Inside, behind the screen door, his dad paced the long hallway. The farmhouse’s old walnut floor snapped, crackled, and popped under the weight of his boots. He stopped just inside the doorway and within hearing distance. Ian picked up snippets of his dad’s conversation.
“There’s nothing we can do to change her mind?” he asked the attorney. “Uh-huh . . . uh-huh . . . how long?” Ian pictured Mr. Hatchett in his office in Nevada, his Santa Claus paunch giving him no choice but to lean back in his chair as he stared at the ceiling, patiently answering Stu’s questions. The same questions Ian bet Mr. Hatchett heard from every client.

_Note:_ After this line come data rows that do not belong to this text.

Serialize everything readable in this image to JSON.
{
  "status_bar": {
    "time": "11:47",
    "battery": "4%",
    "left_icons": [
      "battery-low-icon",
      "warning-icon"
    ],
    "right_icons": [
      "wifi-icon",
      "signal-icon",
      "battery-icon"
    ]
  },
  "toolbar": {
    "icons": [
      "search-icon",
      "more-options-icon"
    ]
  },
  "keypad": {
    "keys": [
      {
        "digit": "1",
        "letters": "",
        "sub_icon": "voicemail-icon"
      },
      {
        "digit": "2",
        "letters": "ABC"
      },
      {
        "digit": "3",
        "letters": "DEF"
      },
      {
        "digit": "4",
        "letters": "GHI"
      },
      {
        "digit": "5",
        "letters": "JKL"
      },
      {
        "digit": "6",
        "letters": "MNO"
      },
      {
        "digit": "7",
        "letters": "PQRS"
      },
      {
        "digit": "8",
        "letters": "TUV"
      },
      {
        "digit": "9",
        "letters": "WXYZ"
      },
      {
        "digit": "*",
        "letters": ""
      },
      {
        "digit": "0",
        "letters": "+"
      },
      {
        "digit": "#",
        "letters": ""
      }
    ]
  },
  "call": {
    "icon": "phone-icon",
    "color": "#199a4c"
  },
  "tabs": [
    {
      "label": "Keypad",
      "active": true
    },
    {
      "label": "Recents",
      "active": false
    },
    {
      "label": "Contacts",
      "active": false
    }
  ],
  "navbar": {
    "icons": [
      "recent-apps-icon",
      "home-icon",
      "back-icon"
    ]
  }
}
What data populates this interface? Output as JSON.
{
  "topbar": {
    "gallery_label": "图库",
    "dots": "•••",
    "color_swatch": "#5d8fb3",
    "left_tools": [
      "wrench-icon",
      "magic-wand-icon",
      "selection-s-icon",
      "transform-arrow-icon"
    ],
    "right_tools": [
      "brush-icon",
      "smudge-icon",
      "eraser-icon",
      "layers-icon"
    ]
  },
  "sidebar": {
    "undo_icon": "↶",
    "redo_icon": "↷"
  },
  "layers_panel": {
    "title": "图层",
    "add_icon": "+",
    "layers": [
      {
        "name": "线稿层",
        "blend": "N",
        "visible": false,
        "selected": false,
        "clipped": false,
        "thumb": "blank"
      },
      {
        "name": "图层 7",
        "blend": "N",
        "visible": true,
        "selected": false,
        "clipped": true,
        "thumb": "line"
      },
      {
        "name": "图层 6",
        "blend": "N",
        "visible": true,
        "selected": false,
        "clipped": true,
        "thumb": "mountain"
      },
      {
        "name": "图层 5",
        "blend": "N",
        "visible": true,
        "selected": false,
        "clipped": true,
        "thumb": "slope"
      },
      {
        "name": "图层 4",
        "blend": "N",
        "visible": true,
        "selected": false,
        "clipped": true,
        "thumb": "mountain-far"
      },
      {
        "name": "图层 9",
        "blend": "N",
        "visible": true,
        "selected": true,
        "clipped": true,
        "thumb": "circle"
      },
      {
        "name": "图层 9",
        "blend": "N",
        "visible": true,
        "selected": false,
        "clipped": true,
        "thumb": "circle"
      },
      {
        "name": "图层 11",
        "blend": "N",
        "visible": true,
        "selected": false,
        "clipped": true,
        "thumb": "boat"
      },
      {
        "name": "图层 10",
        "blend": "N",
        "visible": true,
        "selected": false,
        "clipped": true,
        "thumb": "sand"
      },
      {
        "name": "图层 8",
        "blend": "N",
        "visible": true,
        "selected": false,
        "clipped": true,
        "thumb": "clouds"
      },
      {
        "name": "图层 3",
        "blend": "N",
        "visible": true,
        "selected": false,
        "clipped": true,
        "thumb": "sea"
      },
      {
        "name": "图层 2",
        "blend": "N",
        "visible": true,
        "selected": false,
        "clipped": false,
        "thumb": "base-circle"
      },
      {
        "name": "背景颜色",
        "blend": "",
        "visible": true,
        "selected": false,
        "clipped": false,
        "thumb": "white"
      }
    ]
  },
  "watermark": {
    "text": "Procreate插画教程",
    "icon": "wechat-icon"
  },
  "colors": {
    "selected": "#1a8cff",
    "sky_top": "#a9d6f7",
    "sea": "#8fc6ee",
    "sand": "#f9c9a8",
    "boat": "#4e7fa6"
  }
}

Ian’s dad fired a round of curse words. They pelted the air like firecrackers and Ian cringed. Something had his dad fired up.
“Fine . . . Yes . . . I understand . . . Call me if she changes her mind or shows improvement. Thanks.”
His dad retreated farther into the house. He slammed down the cordless phone and swore. From where Ian sat, the phone sounded like it had shattered. Behind him the screen door opened and slammed shut. His dad settled on the porch steps beside Ian.
Ian clipped on the lens cap and shouldered the strap. “Ready?” He stood, eager to get on the road. They had a ten-hour drive to Las Vegas with plans to camp overnight halfway. They’d fish for their dinner this evening and Ian wanted to leave so they’d get to the campground by late afternoon. He was also antsy to see his mom. Excitement kept him in motion. He bounced from foot to foot.